Discretionary trusts allow the trustee discretion when distributing funds to beneficiaries. It allows the trust to minimise or avoid taxation paid on its funds, although this depends on current tax laws. The most common discretionary trust is a family trust.

Trusts are a British institution that are particularly common in British settler societies. Depending on where you live, it can protect your assets against divorce, bankruptcy and insolvancy, minimise or avoid income tax and inheritance tax.

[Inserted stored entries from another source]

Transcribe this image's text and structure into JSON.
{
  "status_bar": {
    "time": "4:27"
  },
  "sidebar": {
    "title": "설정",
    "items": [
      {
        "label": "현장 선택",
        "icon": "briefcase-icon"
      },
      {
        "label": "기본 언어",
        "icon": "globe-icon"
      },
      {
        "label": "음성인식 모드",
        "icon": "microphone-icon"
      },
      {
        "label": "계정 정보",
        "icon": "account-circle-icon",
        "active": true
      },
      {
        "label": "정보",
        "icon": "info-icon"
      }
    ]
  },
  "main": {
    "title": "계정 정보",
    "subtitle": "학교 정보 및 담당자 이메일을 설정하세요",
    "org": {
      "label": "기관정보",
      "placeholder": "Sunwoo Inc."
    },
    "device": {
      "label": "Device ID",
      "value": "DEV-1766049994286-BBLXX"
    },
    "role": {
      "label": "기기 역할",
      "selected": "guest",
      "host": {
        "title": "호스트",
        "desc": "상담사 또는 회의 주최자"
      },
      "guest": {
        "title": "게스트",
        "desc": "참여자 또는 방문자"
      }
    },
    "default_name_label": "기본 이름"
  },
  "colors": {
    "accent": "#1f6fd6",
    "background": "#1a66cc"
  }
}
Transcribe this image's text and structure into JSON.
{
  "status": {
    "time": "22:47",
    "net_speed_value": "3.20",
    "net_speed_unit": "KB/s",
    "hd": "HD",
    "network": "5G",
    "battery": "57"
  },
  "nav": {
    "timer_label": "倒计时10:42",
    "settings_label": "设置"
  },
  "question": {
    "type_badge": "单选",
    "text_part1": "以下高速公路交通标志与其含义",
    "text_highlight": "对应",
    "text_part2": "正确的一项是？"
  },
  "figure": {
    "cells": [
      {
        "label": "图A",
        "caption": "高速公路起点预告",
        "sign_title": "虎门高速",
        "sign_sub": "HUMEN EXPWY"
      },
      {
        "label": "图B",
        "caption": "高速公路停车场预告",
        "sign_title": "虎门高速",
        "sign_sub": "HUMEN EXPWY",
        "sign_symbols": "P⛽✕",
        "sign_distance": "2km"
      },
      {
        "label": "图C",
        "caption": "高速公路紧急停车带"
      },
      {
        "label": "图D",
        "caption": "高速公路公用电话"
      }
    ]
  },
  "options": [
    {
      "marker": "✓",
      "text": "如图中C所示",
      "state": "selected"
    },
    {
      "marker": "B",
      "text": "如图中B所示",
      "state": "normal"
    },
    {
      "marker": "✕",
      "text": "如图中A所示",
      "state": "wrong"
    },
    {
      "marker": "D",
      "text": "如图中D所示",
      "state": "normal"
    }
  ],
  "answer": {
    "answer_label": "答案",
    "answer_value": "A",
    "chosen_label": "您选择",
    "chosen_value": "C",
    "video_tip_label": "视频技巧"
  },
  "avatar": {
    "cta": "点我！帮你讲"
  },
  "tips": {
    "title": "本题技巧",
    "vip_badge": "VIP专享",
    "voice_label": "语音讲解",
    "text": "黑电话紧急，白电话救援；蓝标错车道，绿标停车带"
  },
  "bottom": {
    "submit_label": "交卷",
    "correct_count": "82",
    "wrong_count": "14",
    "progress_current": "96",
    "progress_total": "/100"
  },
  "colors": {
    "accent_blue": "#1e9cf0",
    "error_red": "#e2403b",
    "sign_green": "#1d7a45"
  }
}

http://www.tasa.org.au/conferencepapers08/Economic/Gilding,%20Michael,%20Session%2029%20PDF.pdf


#11

Just wondering, but with these high tax rates what do the average person actually get in return from the government? I dont live in the UK or have ever been in the UK so im interested to know…


#12

“Free” health care.
lol


#13

“no such thing as a free lunch” my economics professor once told me.


#14

which is why taxes exist, i assume.


#15

He also told me “no one will spend your money as carefully as you do.” He liked to call taxes a legal form of what a thief does.


#16

Your proffessor sounds like he is pushing a personal agenda, more than teaching. Maybe is isn’t familiar with the economies of scale that large nationalised institutions can achieve over private ones? In particular, ask him about the relative proportion of Us and UK healthcare costs that are spent on bureaucracy, rather than medical care.


#17

That was several years ago. In the classroom it was strictly economics. You couldn’t tell where he stood on the issues. I only learned where he stood on the issues years later after hearing him speak. I’m sure if I did ask him about healthcare, he’d say leave it to private enterprise. I’d have to agree. A guy I know who grew up in the UK and Canada said healthcare in those countries is great until you actually have to use it.


#18

So, I’m guessing he’s not one of the 50 million people in the U.S. with no health insurance at all (either because their employers doesn’t provide it, or as a result of underwriting)?


#19

I still live in the UK> There can be little doubt that the NHS is far from perfect. However, it’s good points are that you know you are always getting the best treatment the NHS can provide, There is not a suggestion that because you are unemployed or on a low wage you are getting drug A where the guy next to you gets drug B.
Thats pretty cool.
I’ve known various people who have used the NHS to get ongoing medical treatment that would cost an absolute fortune, and of course it didn’t cost them anything. Imagine your doctor telling you what treatment you need, and never having to mention the cost at all. That’s pretty awesome. the last thing you need when ill is stress over how to pay for it.
I’m a strongly pro-free-market kinda guy, but the NHS just seems to be so more efficient than having private companies suing people over whether or not they are liable, all the time while people lie on a hospital bed wondering if they will OK the treatment.
Imagine all the money spent on US healthcare lawyers going into doctors instead :smiley:


#20

The 50% tax rate is nothing compare to the tax rates we got here in Denmark.
If we earn more then 347.200 Danish Kroner (about 41.237 pounds) a year, then our tax rate for anything over the £41.237 is 59,49% …
I pay about 49% in tax at the moment my self … and I only earn about £38.800 a year(260.000 Danish kroner)

Denmark have the 2th highest tax rate in Europe, from what I can see here on the internet its only Belgium who got a higher tax level then DK.